[gmx-users] [gmx-developers] Fatal error: cudaStreamSynchronize failed in cu_blockwait_nb

Thu Jan 30 16:20:04 CET 2014

> Well, with a 24k system a single iteration can be done in 2-3 ms, so those 3.3 seconds are mostly initialization and some number of steps - could be one, ten, or even hundred.
Sure, but it fails even with -nsteps 1.

> That doesn't tell much, could you add a -g to the CXX flags?
Same thing:
starting mdrun 'RNASE ZF-1A in water'
1 steps,      0.0 ps.
========= Program hit error 4 on CUDA API call to cudaStreamSynchronize
=========     Saved host backtrace up to driver entry point at error
=========     Host Frame:/usr/lib/nvidia-current/libcuda.so [0x26d660]
=========     Host Frame:/usr/local/cuda-5.5/lib64/libcudart.so.5.5 (cudaStreamSynchronize + 0x15e) [0x36f5e]
=========     Host Frame:/usr/bin/../lib/libmd.so.8 (nbnxn_cuda_wait_gpu + 0x222) [0xd45ab5]
=========     Host Frame:/usr/bin/../lib/libmd.so.8 (do_force_cutsVERLET + 0x1d20) [0xc287a5]
=========     Host Frame:/usr/bin/../lib/libmd.so.8 (do_force + 0x15d) [0xc2a986]
=========     Host Frame:mdrun (do_md + 0x3cd4) [0x2450e]
=========     Host Frame:mdrun (mdrunner + 0x1f14) [0x11b50]
=========     Host Frame:mdrun (cmain + 0x1dee) [0x2a57d]
=========     Host Frame:mdrun (main + 0x20) [0x31c18]
=========     Host Frame:/lib/x86_64-linux-gnu/libc.so.6 (__libc_start_main + 0xed) [0x2176d]
=========     Host Frame:mdrun [0x75e9]
=========

>>> - Try running with GMX_EMULATE_GPU env. var. set?
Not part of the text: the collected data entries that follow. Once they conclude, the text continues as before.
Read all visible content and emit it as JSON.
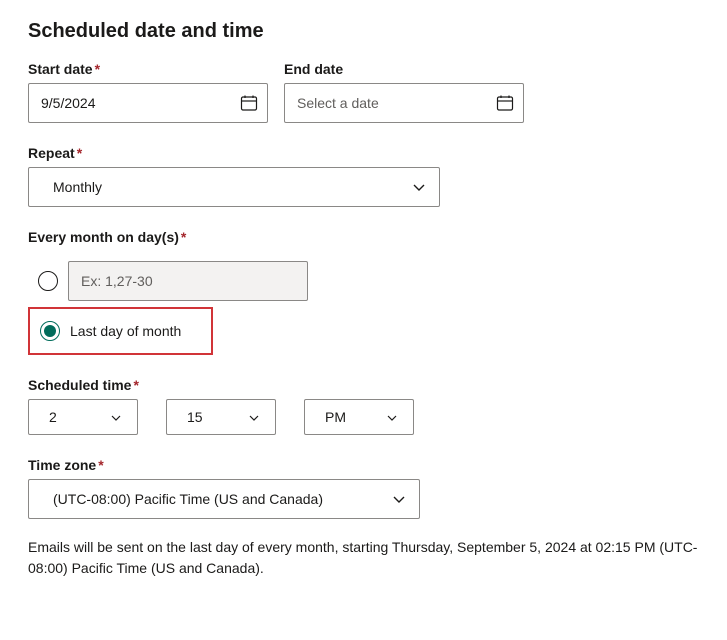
{
  "section_title": "Scheduled date and time",
  "start_date": {
    "label": "Start date",
    "required": true,
    "value": "9/5/2024"
  },
  "end_date": {
    "label": "End date",
    "required": false,
    "placeholder": "Select a date",
    "value": ""
  },
  "repeat": {
    "label": "Repeat",
    "required": true,
    "value": "Monthly"
  },
  "day_pattern": {
    "label": "Every month on day(s)",
    "required": true,
    "specific_days_placeholder": "Ex: 1,27-30",
    "last_day_label": "Last day of month",
    "selected": "last_day"
  },
  "scheduled_time": {
    "label": "Scheduled time",
    "required": true,
    "hour": "2",
    "minute": "15",
    "ampm": "PM"
  },
  "time_zone": {
    "label": "Time zone",
    "required": true,
    "value": "(UTC-08:00) Pacific Time (US and Canada)"
  },
  "summary": "Emails will be sent on the last day of every month, starting Thursday, September 5, 2024 at 02:15 PM (UTC-08:00) Pacific Time (US and Canada)."
}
This will run the GPU acceleration code-path, but will use CPU kernels (equivalent to the CUDA but slow implementation).
>> This seems to run correctly.
> Does correctly mean that you've checked the results or that it completed without a crash?
Just the latter.

-- 
Anders Ossowicki